Think back upon Paul’s own call to ministry
with the excluded from the established faith community of his time and
place. Paul’s secret revelation and the wisdom of his call was that those
on the outside, the Gentiles, did not have to pass through the law, to
become in every respect like those on the inside, the Jews. Who is on the
outside of faith community today, and how might we be tempted to think
“they” have to become “like us” before they can come in? We hear “call” as
spoken, as voice, as vocation, to ministry and to mission for all.
Sometimes “call” comes completely and
dramatically and, like Paul, we are knocked from our horse and blinded to
what is happening to us, until another is able to help us reflect and find
the particular way, one step at a time, we are called to proceed. But even
Paul did not cease to be the person he was. As we say to those who come to
us for marriage and holy union, we decide for this commitment, -- not out of
weakness, not because we feel we have to, -- but out of strength, because we
are free to join ourselves with another in such a way as to work out love in
faith and in hope to learn, to grow, to witness, to serve, -- together, as
we might not ever get around to doing if we stayed apart. For Julie and me
it began with entry into the Peace Corps, -- three days after our wedding!

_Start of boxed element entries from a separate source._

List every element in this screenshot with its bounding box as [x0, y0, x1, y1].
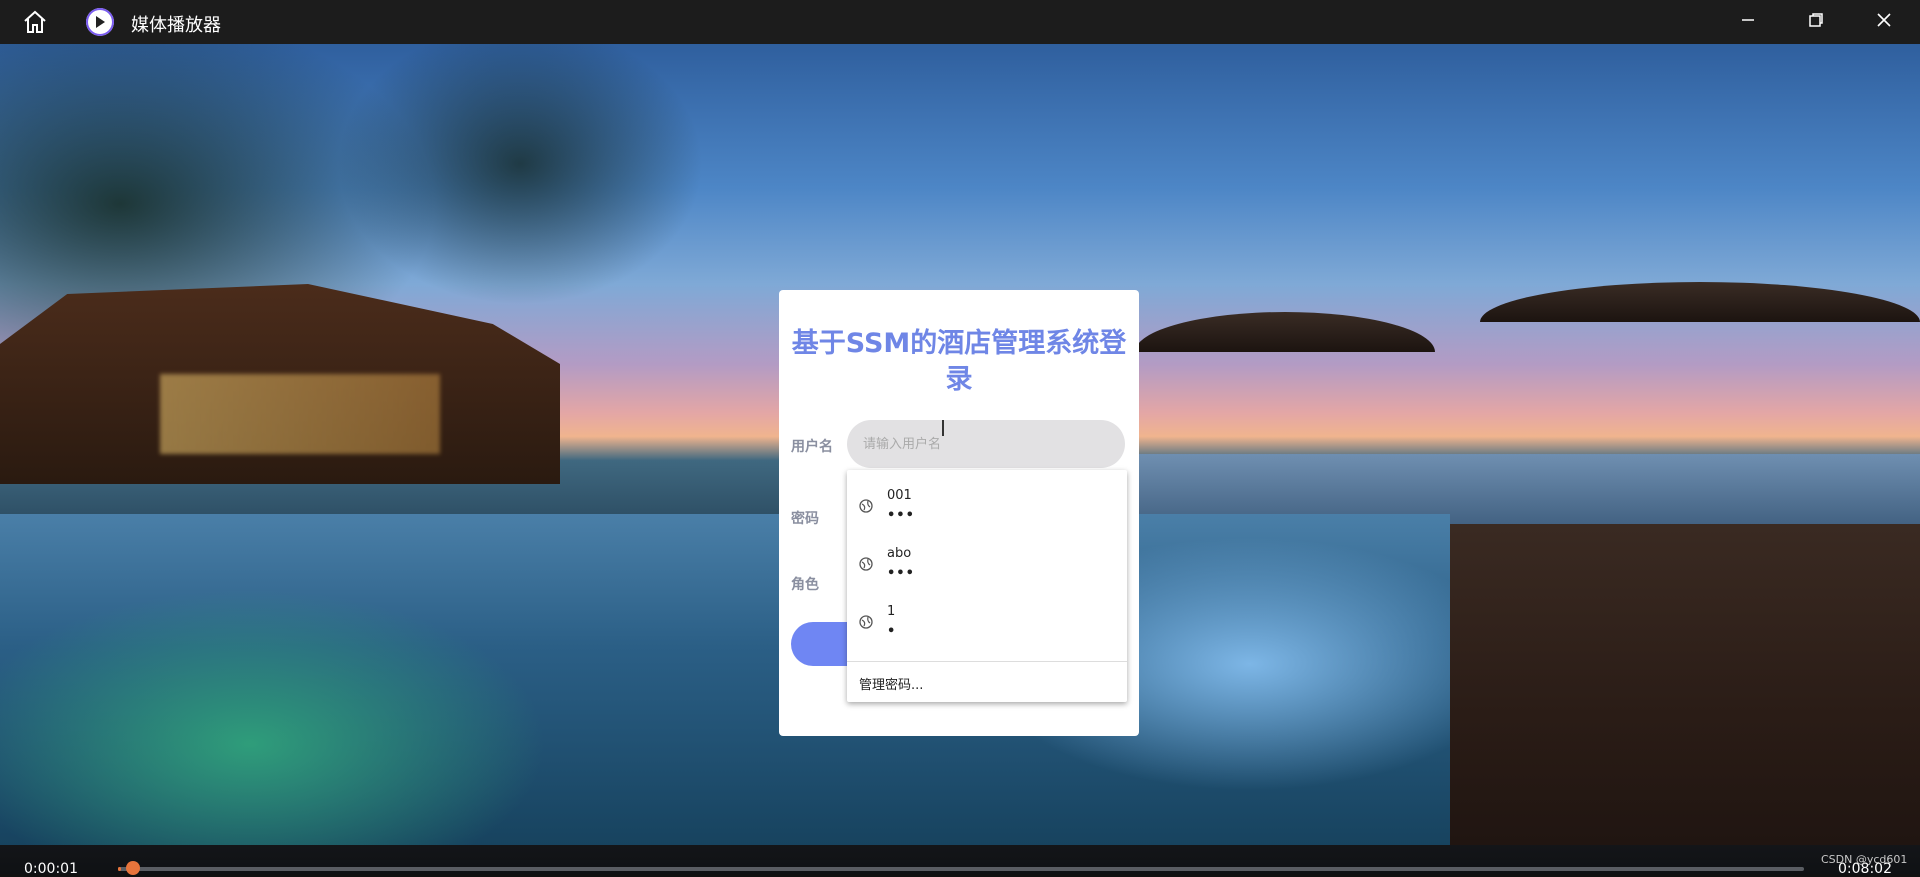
autocomplete-password-mask: ••• — [887, 566, 915, 581]
divider — [847, 661, 1127, 662]
autocomplete-item[interactable]: 001 ••• — [847, 480, 1127, 536]
close-button[interactable] — [1854, 0, 1914, 44]
autocomplete-username: abo — [887, 546, 912, 561]
umbrella — [1135, 312, 1435, 352]
manage-passwords-link[interactable]: 管理密码... — [859, 674, 923, 693]
globe-icon — [859, 498, 873, 513]
password-autocomplete-dropdown: 001 ••• abo ••• 1 • 管理密码... — [847, 470, 1127, 702]
text-cursor-icon — [942, 420, 944, 436]
login-title: 基于SSM的酒店管理系统登录 — [791, 328, 1127, 395]
umbrella — [1480, 282, 1920, 322]
home-icon[interactable] — [20, 9, 50, 35]
autocomplete-item[interactable]: abo ••• — [847, 538, 1127, 594]
autocomplete-item[interactable]: 1 • — [847, 596, 1127, 652]
close-icon — [1876, 12, 1892, 32]
username-label: 用户名 — [791, 439, 833, 455]
globe-icon — [859, 556, 873, 571]
watermark: CSDN @ycd601 — [1821, 853, 1908, 866]
autocomplete-username: 001 — [887, 488, 912, 503]
globe-icon — [859, 614, 873, 629]
app-title: 媒体播放器 — [131, 15, 221, 36]
media-player-logo-icon — [86, 8, 114, 36]
restore-button[interactable] — [1786, 0, 1846, 44]
elapsed-time: 0:00:01 — [24, 861, 78, 877]
password-label: 密码 — [791, 511, 819, 527]
autocomplete-username: 1 — [887, 604, 896, 619]
seek-thumb[interactable] — [126, 861, 140, 875]
autocomplete-password-mask: • — [887, 624, 897, 639]
title-bar: 媒体播放器 — [0, 0, 1920, 44]
minimize-button[interactable] — [1718, 0, 1778, 44]
player-control-bar: 0:00:01 0:08:02 — [0, 845, 1920, 877]
role-label: 角色 — [791, 577, 819, 593]
minimize-icon — [1740, 12, 1756, 32]
seek-bar-progress — [118, 867, 122, 871]
seek-bar[interactable] — [118, 867, 1804, 871]
restore-icon — [1808, 12, 1824, 32]
username-input[interactable] — [847, 420, 1125, 468]
house-lights — [160, 374, 440, 454]
autocomplete-password-mask: ••• — [887, 508, 915, 523]
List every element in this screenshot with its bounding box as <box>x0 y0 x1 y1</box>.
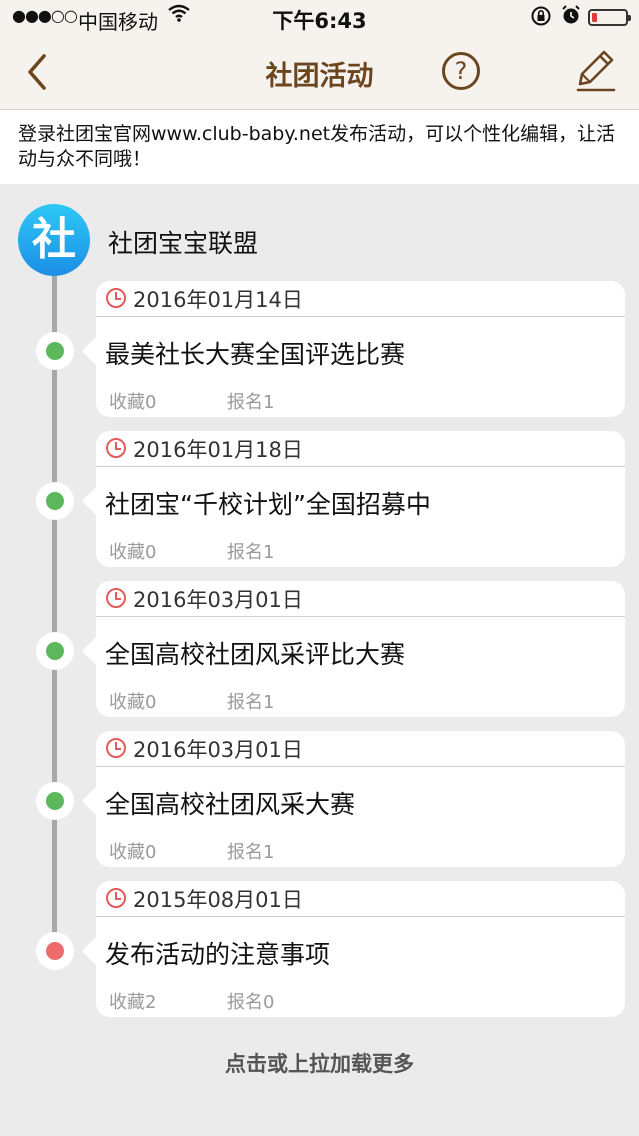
registrations-count: 报名1 <box>227 542 275 563</box>
registrations-count: 报名1 <box>227 692 275 713</box>
favorites-count: 收藏0 <box>109 542 157 563</box>
club-logo: 社 <box>18 204 90 276</box>
activity-date-row: 2016年01月14日 <box>96 281 625 317</box>
activity-date-row: 2015年08月01日 <box>96 881 625 917</box>
top-bar: ●●●○○ 中国移动 下午6:43 社团活动 ? <box>0 0 639 110</box>
battery-level-fill <box>592 13 597 22</box>
activity-title: 社团宝“千校计划”全国招募中 <box>105 490 431 519</box>
favorites-count: 收藏0 <box>109 692 157 713</box>
activity-card[interactable]: 2016年01月18日社团宝“千校计划”全国招募中收藏0 报名1 <box>82 431 625 567</box>
timeline-dot <box>36 782 74 820</box>
activity-date-row: 2016年01月18日 <box>96 431 625 467</box>
card-pointer <box>82 637 96 665</box>
favorites-count: 收藏0 <box>109 842 157 863</box>
timeline-status-dot <box>46 942 64 960</box>
activity-title: 全国高校社团风采大赛 <box>105 790 356 819</box>
activity-card[interactable]: 2016年03月01日全国高校社团风采大赛收藏0 报名1 <box>82 731 625 867</box>
activity-title: 发布活动的注意事项 <box>105 940 331 969</box>
battery-icon <box>588 9 631 26</box>
activity-date: 2016年01月14日 <box>133 288 303 312</box>
activity-date-row: 2016年03月01日 <box>96 581 625 617</box>
edit-button[interactable] <box>574 48 618 94</box>
card-pointer <box>82 487 96 515</box>
activity-card[interactable]: 2016年01月14日最美社长大赛全国评选比赛收藏0 报名1 <box>82 281 625 417</box>
load-more-button[interactable]: 点击或上拉加载更多 <box>0 1048 639 1078</box>
clock-icon <box>106 888 126 908</box>
help-circle-icon: ? <box>454 57 468 85</box>
navigation-bar: 社团活动 ? <box>0 36 639 110</box>
publish-notice-banner[interactable]: 登录社团宝官网www.club-baby.net发布活动，可以个性化编辑，让活动… <box>0 110 639 184</box>
page-title: 社团活动 <box>265 61 374 92</box>
clock-icon <box>106 738 126 758</box>
timeline-dot <box>36 482 74 520</box>
status-bar: ●●●○○ 中国移动 下午6:43 <box>0 0 639 36</box>
activity-date: 2016年01月18日 <box>133 438 303 462</box>
activity-date-row: 2016年03月01日 <box>96 731 625 767</box>
card-pointer <box>82 787 96 815</box>
clock-icon <box>106 438 126 458</box>
lock-rotation-icon <box>530 5 552 32</box>
timeline-line <box>52 276 57 950</box>
registrations-count: 报名0 <box>227 992 275 1013</box>
help-button[interactable]: ? <box>442 52 480 90</box>
favorites-count: 收藏2 <box>109 992 157 1013</box>
clock-icon <box>106 288 126 308</box>
activity-card[interactable]: 2015年08月01日发布活动的注意事项收藏2 报名0 <box>82 881 625 1017</box>
activity-title: 全国高校社团风采评比大赛 <box>105 640 406 669</box>
activity-date: 2016年03月01日 <box>133 738 303 762</box>
card-pointer <box>82 337 96 365</box>
timeline-dot <box>36 932 74 970</box>
edit-pencil-icon <box>576 50 616 92</box>
favorites-count: 收藏0 <box>109 392 157 413</box>
activity-card[interactable]: 2016年03月01日全国高校社团风采评比大赛收藏0 报名1 <box>82 581 625 717</box>
alarm-icon <box>560 4 582 31</box>
activity-date: 2015年08月01日 <box>133 888 303 912</box>
activity-title: 最美社长大赛全国评选比赛 <box>105 340 406 369</box>
timeline-dot <box>36 632 74 670</box>
timeline-status-dot <box>46 792 64 810</box>
card-pointer <box>82 937 96 965</box>
registrations-count: 报名1 <box>227 842 275 863</box>
timeline-dot <box>36 332 74 370</box>
clock-icon <box>106 588 126 608</box>
timeline-status-dot <box>46 492 64 510</box>
activity-date: 2016年03月01日 <box>133 588 303 612</box>
club-name: 社团宝宝联盟 <box>108 229 259 258</box>
registrations-count: 报名1 <box>227 392 275 413</box>
timeline-status-dot <box>46 342 64 360</box>
timeline-status-dot <box>46 642 64 660</box>
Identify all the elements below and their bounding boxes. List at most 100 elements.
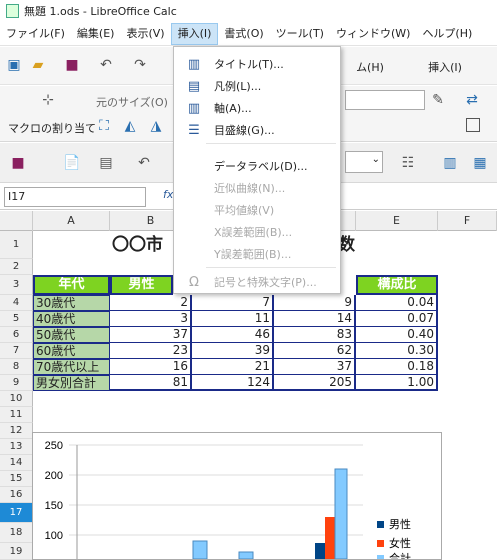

More often our “call” is to even a slight
but a critical change of desire, of direction, of emphasis, of priority in
our lives. We often know “call” as contrast between what we used to think
was most important to us and what has become more or even most important to
us now. It is of the same spirit in which Jesus says, setting out the law
for his time and place, “You have heard that it was said to those of ancient
times . . . But I say unto to you!” Jesus says this, --repeatedly, without
certifying credentials, at much ridicule and much risk to himself, -- on his
own authority, the authority of his experience and his wisdom, his insight
into experience, -- the authority of his calling. Surely, we, too, may be
called to set out the law for our own times and places. Bill Stringfellow
says, “The curse of being Christian is eternal dissatisfaction with things
as they are!” Jeanette Rankin quotes Gandhi: “We must become the change we
want to see in others and in the world!” Our call is to change. Change is
our call. So let the ever- and all-changing church say, Amen!